Donna Wrublewski: I think that so much of where we will go will depend on the technology – the Internet turned librarianship on its head making librarians go from gatekeepers and mediators to instructors and liaisons. Technology is putting more and more power in the hands of the users, but the problem today at least is there’s no training or understanding going along with it. The Internet is highly non-linear which is wonderful in many ways but kind of bad when it comes to scaffolding learning. Too often people are confronted by entirely too much information and lack the skills to critically evaluate what they are looking at, separate the good from the bad, and organize it in a way that makes sense to them. So from that perspective librarians will have jobs for at least the next 20 years just in terms of information literacy education. Beyond that, who knows what technology will be invented to solve problems we didn’t even know we had. Maybe in 50 years, society will realize we are drowning in crap, and finally place emphasis on information literacy and organization, and there will be some sort of mandatory brain implant everyone gets to navigate the web of information around us (think of that cool tech in “Minority Report”). Will there still be libraries? Maybe. Will there still be librarians? I’d like to think so, as they would be the ones setting the literacy and organization standards.

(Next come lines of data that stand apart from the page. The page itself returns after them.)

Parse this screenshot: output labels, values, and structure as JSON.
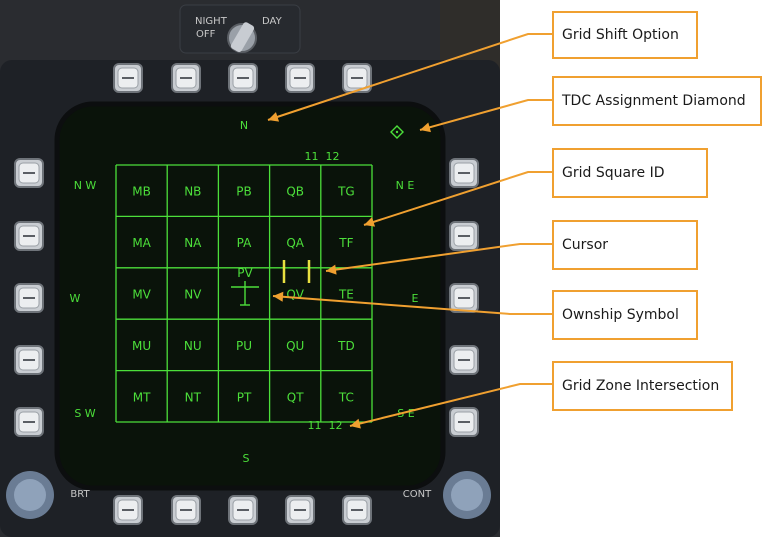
{
  "colors": {
    "screen_green": "#4cdf3a",
    "callout_orange": "#f0a030",
    "bezel_dark": "#1e2126",
    "screen_bg": "#0a130a"
  },
  "bezel": {
    "knob_label_night": "NIGHT",
    "knob_label_day": "DAY",
    "knob_label_off": "OFF",
    "brt_label": "BRT",
    "cont_label": "CONT"
  },
  "display": {
    "compass": {
      "n": "N",
      "ne": "N E",
      "e": "E",
      "se": "S E",
      "s": "S",
      "sw": "S W",
      "w": "W",
      "nw": "N W"
    },
    "zone_top": "11  12",
    "zone_bottom": "11  12",
    "ownship_label": "PV",
    "grid": [
      [
        "MB",
        "NB",
        "PB",
        "QB",
        "TG"
      ],
      [
        "MA",
        "NA",
        "PA",
        "QA",
        "TF"
      ],
      [
        "MV",
        "NV",
        "",
        "QV",
        "TE"
      ],
      [
        "MU",
        "NU",
        "PU",
        "QU",
        "TD"
      ],
      [
        "MT",
        "NT",
        "PT",
        "QT",
        "TC"
      ]
    ]
  },
  "callouts": {
    "grid_shift": "Grid Shift Option",
    "tdc_diamond": "TDC Assignment Diamond",
    "grid_square_id": "Grid Square ID",
    "cursor": "Cursor",
    "ownship": "Ownship Symbol",
    "grid_zone": "Grid Zone Intersection"
  }
}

Who is your greatest influence? Is there one person you would consider the epitome of the “modern librarian”?
Donna Wrublewski: Dana Roth, hands down. He’s the reason I took my current job and it’s a huge honor to be his successor at Caltech. He has seen and adapted to more catastrophic change that I probably ever will. He’s really a complete class act and is my inspiration behind my answer to Question #2.
What five words would you use to describe your work? Have those five words changed since you started out as a librarian?
Donna Wrublewski: Helpful, dynamic, frustrating, rewarding, challenging.
What organizations and/or associations have you found most valuable as a member and as a participant?
Donna Wrublewski: ACS for sure. The Chemical Information Division has been essential to what success I’ve had, both in terms of resources and community. I’ve made good friends and have a good professional group to work with on projects and go to for advice. SLA Chemistry is also an excellent group – some (but not all) of the same people, and some different perspectives, including more industrial and small/special libraries. A lot of times we face similar problems, but hearing different perspectives can inspire us to seek more creative solutions.